8  Bedrijven

 

·       De gemeentelijke organisatie gebruikte in 2002 2% minder papier dan in 2001.

·       In 2002 maakten 25 bedrijven in totaal 81 keer gebruik van de Vrijstellingsregeling Horeca. Deze regeling was in 2001 voor het eerst van kracht. Deze regeling biedt horeca-, sport- en recreatiebedrijven de mogelijkheid om maximaal acht maal per jaar een festiviteit te organiseren waarbij de normale geluidsvoorschriften niet van toepassing zijn.

·       Van 90 % van de bedrijven met een milieuvergunning, was de vergunning dekkend en toereikend.

·       Het percentage bedrijven met een dekkende en toereikende milieuvergunning dat bovendien rekening houdt met de verruimde reikwijdte, neemt toe.

·       Van de bedrijven die in 2002 (integraal) werden gecontroleerd, voldeed 74% (2001 61%) van de bedrijven met een milieuvergunning bij de eerste controle aan de milieuwetgeving. Bij de bedrijven waarop algemene milieuregels (amvb’s) van toepassing zijn, gold dit voor 75% (2001 77%).

·       Het aantal bedrijven met een energiebesparingsplan neemt langzaamaan toe.

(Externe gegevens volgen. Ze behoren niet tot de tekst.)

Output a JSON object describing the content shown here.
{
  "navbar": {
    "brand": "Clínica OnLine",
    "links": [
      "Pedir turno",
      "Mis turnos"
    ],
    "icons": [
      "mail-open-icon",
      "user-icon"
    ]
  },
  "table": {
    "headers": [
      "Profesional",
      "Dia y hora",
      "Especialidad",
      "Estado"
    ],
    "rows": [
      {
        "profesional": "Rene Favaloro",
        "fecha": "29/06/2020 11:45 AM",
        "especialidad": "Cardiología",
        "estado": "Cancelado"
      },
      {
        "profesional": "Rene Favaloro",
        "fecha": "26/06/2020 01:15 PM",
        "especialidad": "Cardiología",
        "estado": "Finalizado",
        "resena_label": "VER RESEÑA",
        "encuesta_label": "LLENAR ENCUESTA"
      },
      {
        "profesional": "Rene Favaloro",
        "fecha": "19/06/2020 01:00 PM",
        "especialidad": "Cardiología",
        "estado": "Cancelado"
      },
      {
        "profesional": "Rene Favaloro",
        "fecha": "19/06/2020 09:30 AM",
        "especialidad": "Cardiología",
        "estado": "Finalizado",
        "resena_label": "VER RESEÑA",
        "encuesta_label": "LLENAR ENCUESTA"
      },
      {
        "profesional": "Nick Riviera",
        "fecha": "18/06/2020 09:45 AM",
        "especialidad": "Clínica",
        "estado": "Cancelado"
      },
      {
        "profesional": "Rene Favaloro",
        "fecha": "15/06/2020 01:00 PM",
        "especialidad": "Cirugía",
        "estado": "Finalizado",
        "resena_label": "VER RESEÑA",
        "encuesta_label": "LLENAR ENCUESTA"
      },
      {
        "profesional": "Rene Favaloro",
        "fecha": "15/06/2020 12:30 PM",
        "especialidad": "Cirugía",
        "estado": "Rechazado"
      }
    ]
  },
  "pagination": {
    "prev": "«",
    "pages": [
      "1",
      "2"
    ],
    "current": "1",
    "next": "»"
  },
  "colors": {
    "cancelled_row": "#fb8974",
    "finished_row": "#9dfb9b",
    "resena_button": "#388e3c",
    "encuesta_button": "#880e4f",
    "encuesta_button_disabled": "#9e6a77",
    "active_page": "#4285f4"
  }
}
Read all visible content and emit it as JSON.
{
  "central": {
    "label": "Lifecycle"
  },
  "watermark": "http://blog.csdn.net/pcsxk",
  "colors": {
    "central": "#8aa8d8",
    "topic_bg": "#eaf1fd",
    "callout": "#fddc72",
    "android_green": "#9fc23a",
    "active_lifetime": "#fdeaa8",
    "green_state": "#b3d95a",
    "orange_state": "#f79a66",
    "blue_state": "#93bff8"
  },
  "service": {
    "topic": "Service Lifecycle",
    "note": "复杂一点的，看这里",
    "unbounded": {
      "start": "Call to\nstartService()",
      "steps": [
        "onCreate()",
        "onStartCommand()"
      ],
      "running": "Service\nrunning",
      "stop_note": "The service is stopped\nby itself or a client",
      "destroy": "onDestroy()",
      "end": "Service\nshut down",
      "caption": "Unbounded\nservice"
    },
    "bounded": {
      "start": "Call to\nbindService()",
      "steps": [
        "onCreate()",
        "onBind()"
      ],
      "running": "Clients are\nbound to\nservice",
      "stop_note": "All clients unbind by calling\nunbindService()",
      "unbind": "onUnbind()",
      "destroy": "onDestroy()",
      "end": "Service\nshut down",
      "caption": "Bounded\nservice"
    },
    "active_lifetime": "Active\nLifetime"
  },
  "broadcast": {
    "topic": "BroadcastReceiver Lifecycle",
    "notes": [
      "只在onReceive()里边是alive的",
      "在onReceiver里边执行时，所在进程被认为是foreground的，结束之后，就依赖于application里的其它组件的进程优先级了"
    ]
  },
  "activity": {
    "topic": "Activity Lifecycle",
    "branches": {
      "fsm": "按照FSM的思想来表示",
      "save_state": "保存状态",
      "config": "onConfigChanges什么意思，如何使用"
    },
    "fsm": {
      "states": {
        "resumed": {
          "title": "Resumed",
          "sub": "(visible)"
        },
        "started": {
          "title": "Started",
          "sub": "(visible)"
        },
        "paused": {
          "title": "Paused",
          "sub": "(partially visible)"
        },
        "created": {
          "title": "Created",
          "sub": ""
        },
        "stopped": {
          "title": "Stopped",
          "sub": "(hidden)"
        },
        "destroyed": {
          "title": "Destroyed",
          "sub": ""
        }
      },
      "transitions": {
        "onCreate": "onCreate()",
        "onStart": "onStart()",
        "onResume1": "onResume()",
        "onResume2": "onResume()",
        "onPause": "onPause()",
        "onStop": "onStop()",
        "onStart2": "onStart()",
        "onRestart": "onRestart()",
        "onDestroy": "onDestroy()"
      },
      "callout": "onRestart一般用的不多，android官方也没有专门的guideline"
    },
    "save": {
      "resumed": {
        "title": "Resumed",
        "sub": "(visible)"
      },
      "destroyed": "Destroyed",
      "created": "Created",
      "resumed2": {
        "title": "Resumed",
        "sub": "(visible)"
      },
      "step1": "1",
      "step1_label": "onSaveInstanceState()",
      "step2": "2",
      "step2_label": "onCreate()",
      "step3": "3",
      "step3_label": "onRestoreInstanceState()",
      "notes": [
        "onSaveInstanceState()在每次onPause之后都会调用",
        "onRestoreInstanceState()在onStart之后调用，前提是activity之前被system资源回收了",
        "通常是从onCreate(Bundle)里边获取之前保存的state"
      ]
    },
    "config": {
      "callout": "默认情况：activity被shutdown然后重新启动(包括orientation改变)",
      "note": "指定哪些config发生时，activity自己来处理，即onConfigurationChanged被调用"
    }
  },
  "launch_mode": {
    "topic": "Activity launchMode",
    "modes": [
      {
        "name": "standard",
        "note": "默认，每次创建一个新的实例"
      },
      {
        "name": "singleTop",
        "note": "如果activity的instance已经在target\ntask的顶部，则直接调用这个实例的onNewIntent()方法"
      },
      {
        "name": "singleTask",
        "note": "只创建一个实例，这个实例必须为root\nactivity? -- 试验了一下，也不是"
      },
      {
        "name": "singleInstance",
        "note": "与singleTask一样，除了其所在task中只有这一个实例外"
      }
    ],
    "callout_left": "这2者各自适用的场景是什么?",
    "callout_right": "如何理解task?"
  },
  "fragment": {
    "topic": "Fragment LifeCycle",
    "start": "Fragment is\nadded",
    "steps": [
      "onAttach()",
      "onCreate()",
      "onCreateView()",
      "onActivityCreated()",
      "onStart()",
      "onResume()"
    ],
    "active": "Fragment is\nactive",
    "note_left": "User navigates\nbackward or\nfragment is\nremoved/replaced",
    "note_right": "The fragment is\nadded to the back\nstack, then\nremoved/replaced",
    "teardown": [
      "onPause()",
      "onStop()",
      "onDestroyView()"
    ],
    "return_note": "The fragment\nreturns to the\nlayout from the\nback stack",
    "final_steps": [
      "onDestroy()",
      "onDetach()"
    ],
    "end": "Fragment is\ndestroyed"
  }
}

·       Het saneringsprogramma voor geluidssanering vanwege industrie is afgerond.

 

8.1     Gemeente als bedrijf

8.1.1     Ontwikkelingen in 2002

 

Zie ook paragraaf 2.6.3 (Gemeentelijke Interne Milieuzorg)

 

8.1.2     Indicatoren

 

Doelgroepen

 

·       Papierverbruik gemeentelijke organisatie

 

Beleid

In het algemeen streeft de gemeente naar het verminderen van het papierverbruik. Een kwantitatieve doelstelling ontbreekt. Daarnaast bevatten de inkooprichtlijnen wel doelstellingen ten aanzien van het soort papier dat gebruikt wordt. Sinds 1997 is het minder milieubelastende Modobalans-papier de huisstijl voor de gemeente Delft.

 

Resultaat

Het papierverbruik is in 2002 gedaald ten opzichte van 2001 met 367 pakken tot 17.470 pakken. Dit is 8,5 miljoen vel, waarvan 4 miljoen kopieën en 4,5 miljoen prints.

 

Conclusie

Het papierverbruik (excl. verbruik via Combiwerk) daalde in 2002 ten opzichte van 2001, maar is nog steeds schrikbarend hoog. Uitgaande van 1000 medewerkers die regelmatig kopiëren en printen, verbruiken die per persoon gemiddeld 17,5 pak papier per jaar.

 

 

 

·       Energieverbruik gemeentelijke gebouwen

 

Sinds 2002 gebruikt de gemeente alleen nog maar groene stroom.

 

Doelstelling

Doelstelling is een zo laag mogelijk energieverbruik.

 

 

8.2     Overige bedrijven

8.2.1          Ontwikkelingen in 2002

 

Prioriteitstelling vakteam Milieuzorg (sinds 2003 Milieutoezicht)
Het vakteam Milieuzorg (sinds 2003 Milieutoezicht) heeft aangegeven diverse knelpunten te ervaren bij het uitvoeren van haar taken. Dit bleek onder andere uit het niet halen van de eigen werkplanning. Het stellen van prioriteiten op basis van het totale takenpakket en voor de milieuhandhaving in het bijzonder wordt hierdoor als lastig ervaren. Het doel van dit project was om meer inzicht te verkrijgen in de huidige wijze van prioriteiten stellen en te bekijken hoe dit in de toekomst beter zou kunnen.

 

Op basis van gesprekken met de medewerkers, twee workshops met het vakteam en een benchmark met drie andere gemeenten zijn uiteindelijk een aantal conclusies en aanbevelingen geformuleerd. Dit zijn kort samengevat de volgende:

·         Verbetering van planning en controle cyclus,

·         De prioriteitsstelling voor handhaving kan worden verbeterd,

·         De personele capaciteit voor het uitvoeren van de handhavingstaken moet beter worden beheerst. Gezien de toekomstige ontwikkelingen, waarbij een intensivering valt te verwachten op een aantal fronten moeten duidelijke keuzes worden gemaakt om de capaciteit voor handhaving beter te kunnen beheersen.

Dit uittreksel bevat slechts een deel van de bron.